Stąd prosty wniosek, że to ani radni PiS, ani inni radni nie konstruowali takiego wniosku i nie proponowali budowy sześciu boisk treningowych zlokalizowanych obok siebie. Oni wskazali jedynie potrzebę budowy boisk bez określania ich liczby i konkretnego umiejscowienia. Wiadomo było, że zależało im na tym, aby boiska powstały na działce, która miała pójść przetargiem, temu, do kogo finalnie trafiła. Nawet nie określali, że boiska miałyby zająć pełne 8 hektarów. Kto więc zrobił plan budowy sześciu boisk rozmieszczonych obok siebie? Zrobił to Urząd Miasta. Zaś za te sprawy odpowiada w magistracie nie kto inny, jak zastępca prezydenta – Rafał Rudnicki.

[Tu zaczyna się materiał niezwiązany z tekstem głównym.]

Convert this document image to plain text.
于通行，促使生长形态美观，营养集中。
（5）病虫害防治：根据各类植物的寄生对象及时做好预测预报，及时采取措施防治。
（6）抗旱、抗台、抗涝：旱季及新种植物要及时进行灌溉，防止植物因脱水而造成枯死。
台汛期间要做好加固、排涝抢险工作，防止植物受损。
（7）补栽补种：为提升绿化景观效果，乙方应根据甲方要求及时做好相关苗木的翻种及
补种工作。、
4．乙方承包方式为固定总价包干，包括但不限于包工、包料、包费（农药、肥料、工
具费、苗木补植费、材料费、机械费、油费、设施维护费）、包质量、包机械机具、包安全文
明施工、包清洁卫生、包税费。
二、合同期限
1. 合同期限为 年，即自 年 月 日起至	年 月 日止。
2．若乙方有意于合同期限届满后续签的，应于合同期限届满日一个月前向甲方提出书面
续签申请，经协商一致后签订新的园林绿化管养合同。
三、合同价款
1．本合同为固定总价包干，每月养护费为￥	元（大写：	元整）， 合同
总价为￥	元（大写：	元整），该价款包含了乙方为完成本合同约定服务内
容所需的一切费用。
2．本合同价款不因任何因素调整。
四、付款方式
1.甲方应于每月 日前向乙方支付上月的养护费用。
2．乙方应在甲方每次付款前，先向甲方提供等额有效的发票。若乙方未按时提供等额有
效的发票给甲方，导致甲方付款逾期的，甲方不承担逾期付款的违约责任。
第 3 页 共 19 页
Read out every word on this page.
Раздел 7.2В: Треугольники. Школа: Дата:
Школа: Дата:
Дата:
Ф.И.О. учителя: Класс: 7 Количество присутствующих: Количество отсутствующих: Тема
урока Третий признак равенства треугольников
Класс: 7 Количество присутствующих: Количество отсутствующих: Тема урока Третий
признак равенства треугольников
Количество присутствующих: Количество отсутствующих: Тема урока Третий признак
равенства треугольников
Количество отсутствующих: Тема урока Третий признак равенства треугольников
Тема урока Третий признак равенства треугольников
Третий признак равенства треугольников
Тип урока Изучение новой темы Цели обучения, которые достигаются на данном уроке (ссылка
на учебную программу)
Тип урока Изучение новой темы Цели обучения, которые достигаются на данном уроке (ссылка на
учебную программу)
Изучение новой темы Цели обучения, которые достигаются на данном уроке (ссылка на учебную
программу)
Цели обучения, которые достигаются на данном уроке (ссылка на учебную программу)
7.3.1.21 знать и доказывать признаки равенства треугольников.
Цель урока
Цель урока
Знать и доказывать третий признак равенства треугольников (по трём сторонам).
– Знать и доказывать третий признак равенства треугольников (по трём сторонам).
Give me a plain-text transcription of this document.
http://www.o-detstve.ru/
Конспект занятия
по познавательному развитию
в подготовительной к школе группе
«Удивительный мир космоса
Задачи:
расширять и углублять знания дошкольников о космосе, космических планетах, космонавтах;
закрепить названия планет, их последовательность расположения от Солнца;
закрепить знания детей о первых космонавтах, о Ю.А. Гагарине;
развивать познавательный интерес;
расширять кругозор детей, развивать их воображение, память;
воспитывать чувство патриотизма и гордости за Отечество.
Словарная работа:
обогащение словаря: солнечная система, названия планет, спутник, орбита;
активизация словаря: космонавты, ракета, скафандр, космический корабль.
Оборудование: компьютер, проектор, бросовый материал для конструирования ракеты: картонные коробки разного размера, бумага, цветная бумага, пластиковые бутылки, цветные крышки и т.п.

Nie był to pierwszy raz, kiedy Rafałowi Rudnickiemu zdarzyło się rozminąć z prawdą. A ostatnio zdarza mu się często rozmijać tak daleko, że wśród myślącej części naszego społeczeństwa wzbudza to jedynie troskę o zdrowie, ewentualnie współczucie dla przypadłości niepamięci – bądź co bądź – młodego człowieka. Ciekawe, kiedy zastępca prezydenta zdecyduje się poinformować mieszkańców miasta o tym, że to z podległych mu departamentów wyszła koncepcja budowy kompleksu sześciu boisk. Bo wiadomo już, że autorami na pewno nie byli ani radni Prawa i Sprawiedliwości, ani żadnego innego klubu w Radzie Miasta.